I’m long over having labs scan my film but my dedicated 35mm scanner, PrimeFilm XA, isn’t as good as it used to be. Should I switch my setup to a DSLR with a macro lens? Sure, it’ll cost more and add gadgetry to my home storage, yet there’s increased scan speed and a better, more flexible/reliable hardware to be had. 🤔
The software and hardware for scanning film using traditional methods are far from ideal. As a result, our community’s adoption of digital cameras as scanning devices has been on the up. pixl-latr, Film Carrier, and Negative Lab Pro are some of the recent products designed for this workflow.

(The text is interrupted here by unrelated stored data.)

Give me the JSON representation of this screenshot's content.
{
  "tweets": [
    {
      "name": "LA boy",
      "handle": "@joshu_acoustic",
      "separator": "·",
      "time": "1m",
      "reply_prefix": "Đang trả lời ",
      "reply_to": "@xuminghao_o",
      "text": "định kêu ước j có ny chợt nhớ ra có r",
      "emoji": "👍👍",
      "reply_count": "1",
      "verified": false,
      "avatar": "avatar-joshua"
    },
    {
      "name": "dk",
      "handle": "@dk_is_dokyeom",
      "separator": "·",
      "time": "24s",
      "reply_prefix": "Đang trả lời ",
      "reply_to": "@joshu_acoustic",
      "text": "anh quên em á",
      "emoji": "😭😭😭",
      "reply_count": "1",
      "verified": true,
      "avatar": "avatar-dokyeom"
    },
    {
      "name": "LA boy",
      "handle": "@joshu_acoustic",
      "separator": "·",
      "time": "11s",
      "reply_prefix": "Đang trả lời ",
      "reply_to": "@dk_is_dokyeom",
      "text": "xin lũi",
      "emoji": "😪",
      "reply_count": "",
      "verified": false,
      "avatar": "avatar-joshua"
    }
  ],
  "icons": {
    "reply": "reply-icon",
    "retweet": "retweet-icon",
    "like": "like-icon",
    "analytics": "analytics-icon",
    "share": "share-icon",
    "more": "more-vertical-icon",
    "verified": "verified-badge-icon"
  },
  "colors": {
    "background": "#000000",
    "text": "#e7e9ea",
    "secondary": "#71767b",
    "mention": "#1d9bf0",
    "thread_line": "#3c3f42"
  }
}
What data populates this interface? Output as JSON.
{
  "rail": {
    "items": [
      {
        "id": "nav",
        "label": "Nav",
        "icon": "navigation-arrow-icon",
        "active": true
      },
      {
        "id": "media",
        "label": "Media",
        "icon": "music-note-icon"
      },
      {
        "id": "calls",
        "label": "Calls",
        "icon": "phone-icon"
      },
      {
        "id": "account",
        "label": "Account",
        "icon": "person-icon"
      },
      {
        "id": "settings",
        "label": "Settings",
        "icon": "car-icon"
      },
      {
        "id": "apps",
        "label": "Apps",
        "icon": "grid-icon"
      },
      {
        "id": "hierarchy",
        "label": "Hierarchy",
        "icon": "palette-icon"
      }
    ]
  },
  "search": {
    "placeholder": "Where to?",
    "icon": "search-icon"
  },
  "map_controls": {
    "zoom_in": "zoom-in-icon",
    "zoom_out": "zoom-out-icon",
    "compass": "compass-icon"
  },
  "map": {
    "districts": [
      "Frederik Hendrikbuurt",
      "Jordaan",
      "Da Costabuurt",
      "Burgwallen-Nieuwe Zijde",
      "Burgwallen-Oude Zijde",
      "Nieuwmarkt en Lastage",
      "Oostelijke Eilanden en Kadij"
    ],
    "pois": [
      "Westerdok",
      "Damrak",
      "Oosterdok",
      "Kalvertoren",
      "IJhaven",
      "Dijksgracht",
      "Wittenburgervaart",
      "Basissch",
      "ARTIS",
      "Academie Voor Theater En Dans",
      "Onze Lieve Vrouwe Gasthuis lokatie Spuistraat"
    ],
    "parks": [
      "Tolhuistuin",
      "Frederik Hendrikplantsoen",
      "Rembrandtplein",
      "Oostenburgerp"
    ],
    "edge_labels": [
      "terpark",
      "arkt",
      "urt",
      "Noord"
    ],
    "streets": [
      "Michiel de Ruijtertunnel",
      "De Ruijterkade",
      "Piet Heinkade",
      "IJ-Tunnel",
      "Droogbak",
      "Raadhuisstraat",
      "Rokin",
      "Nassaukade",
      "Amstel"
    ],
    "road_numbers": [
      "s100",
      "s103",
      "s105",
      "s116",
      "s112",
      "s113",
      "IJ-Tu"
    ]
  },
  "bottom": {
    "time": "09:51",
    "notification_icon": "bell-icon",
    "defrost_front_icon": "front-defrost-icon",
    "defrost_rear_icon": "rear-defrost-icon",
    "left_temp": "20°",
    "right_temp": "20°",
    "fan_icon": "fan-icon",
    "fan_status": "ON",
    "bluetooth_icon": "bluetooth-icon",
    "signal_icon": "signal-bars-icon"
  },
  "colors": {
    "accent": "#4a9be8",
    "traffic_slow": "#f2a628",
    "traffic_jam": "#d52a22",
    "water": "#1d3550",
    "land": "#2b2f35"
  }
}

Mongoose is a new addition to the DSLR scanning arsenal, meant to make the process much, much faster — without sacrificing the quality. In addition to holding the film flat in place, while avoiding Newton rings, Mongoose features motorized transport, shutter trigger, and frame edge detection.
Indeed, discounting the digital conversion, an entire roll of 35mm is scanned under a minute and a half in Monogoose’s Kickstarter demo video.
The project is over 100% funded, with the current batch priced at $525 per package — you will still need your own camera, lens, stand, backlight, and software. While this seems like too much for personal use, Mongoose could be a game-changer for film labs around the world. Scanning is typically a time-consuming process, where it could take an hour for a single roll. A moderate investment like this could save thousands of hours and some sanity, too.
Analogue Wonderland’s film subscription service.
The British film retailer has just launched a £25/mo film subscription service, billed two months at a time. It comes with three rolls of film shipped every 30 days along with some fun “bits and bobs.” This month’s package comes with a sheet of hand-painted cyanotype paper and a free development voucher. The film’s always going to be worth the pound, as Paul promises to have its value to be at or over the subscription cost.
This service is meant for people who are looking to discover film anew. Though I could see myself collecting extra rolls to diversify my stash that’s mostly just Fuji E-6.